Jordan is undoubtedly one of the best places to visit in the Middle East. The trek to Petra from Dana Reserve is a shining example of why you need to pop this country on your radar for your next vacation.
Hikers, bikers, and climbers looking to experience the world’s most remote and challenging landscapes head to Jordan, the jewel of the Middle East. Once there, the 50-mile trek from the Dana Biosphere Reserve to Petra is one of the best hikes in the world.
The Dana to Petra trek is a small section of the larger Jordan trail, offering spectacular features. It spans winding hills, valleys (wadis), mountains, and beautiful rock formations. And you get to interact with relics and structures built over 2000 years ago by the Nabataeans.
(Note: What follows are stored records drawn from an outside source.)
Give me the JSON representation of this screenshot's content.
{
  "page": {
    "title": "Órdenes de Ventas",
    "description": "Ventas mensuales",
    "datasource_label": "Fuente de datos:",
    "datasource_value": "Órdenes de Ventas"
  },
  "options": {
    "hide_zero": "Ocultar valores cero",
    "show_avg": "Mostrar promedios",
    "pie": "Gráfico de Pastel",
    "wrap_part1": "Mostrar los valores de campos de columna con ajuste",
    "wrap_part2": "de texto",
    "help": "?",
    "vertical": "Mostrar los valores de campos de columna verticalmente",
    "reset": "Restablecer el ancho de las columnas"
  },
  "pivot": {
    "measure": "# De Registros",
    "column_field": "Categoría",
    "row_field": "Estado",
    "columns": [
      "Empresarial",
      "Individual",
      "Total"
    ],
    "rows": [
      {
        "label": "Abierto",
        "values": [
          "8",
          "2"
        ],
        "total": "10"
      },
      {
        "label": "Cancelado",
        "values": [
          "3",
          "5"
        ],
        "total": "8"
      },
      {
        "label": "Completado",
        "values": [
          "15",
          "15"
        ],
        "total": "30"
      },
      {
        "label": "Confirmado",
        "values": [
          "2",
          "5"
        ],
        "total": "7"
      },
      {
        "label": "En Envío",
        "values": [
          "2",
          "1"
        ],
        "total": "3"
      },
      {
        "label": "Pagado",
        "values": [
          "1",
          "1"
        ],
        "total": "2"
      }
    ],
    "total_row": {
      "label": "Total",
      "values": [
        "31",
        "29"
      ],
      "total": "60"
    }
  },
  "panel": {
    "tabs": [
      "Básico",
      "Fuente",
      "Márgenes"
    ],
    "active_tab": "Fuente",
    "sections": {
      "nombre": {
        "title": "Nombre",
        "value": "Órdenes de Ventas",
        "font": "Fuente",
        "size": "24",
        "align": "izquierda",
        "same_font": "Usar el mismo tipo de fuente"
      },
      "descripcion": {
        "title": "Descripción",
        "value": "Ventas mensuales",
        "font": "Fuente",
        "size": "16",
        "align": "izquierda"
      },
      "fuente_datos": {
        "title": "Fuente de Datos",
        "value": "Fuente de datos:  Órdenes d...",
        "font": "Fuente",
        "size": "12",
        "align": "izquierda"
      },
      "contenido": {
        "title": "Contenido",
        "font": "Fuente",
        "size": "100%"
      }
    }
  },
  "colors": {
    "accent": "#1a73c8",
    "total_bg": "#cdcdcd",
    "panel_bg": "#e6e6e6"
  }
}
If you dream of trekking to Petra from Dana Nature Reserve one day, you should be prepared for what awaits. So, what does the Petra Trek entail?
What We Cover
- What is the Dana Nature Reserve?
- Petra Trekking Guide: From Dana Nature Reserve to Petra
- Day One: Arrival in Dana
- Day Two: Petra Trek Begins
- Day Three: Heading to Furon
- Day Four: Trekking to Ghbour Whedat
- Day Five: Destination Little Petra
- Day Six: Final Stretch to Petra
- What to do in Petra City
- Day Seven: Visiting Wadi Rum
- Day Eight: Dead Sea Visit
- 8 of Petra’s Most Stunning Features
- 1) The Siq: Petra’s Main Entrance
- 2) Royal Tombs
- 3) Al Khazneh: The Treasury
- 4) Al Deir: Petra’s Monastery
- 5) Ancient Churches
- 6) High Place of Sacrifice
- 7) Colonnaded Street and the Great Temple
- 8) Petra Theatre
What is the Dana Nature Reserve?
Encompassing an area of about 120 square miles, the Dana Reserve is Jordan’s largest nature reserve. Elevations on the east side of the reserve can reach up to 1,500m, with deep gorges, canyons, and beautiful wadis to the lowest levels of Wadi Dana (Wadi Araba).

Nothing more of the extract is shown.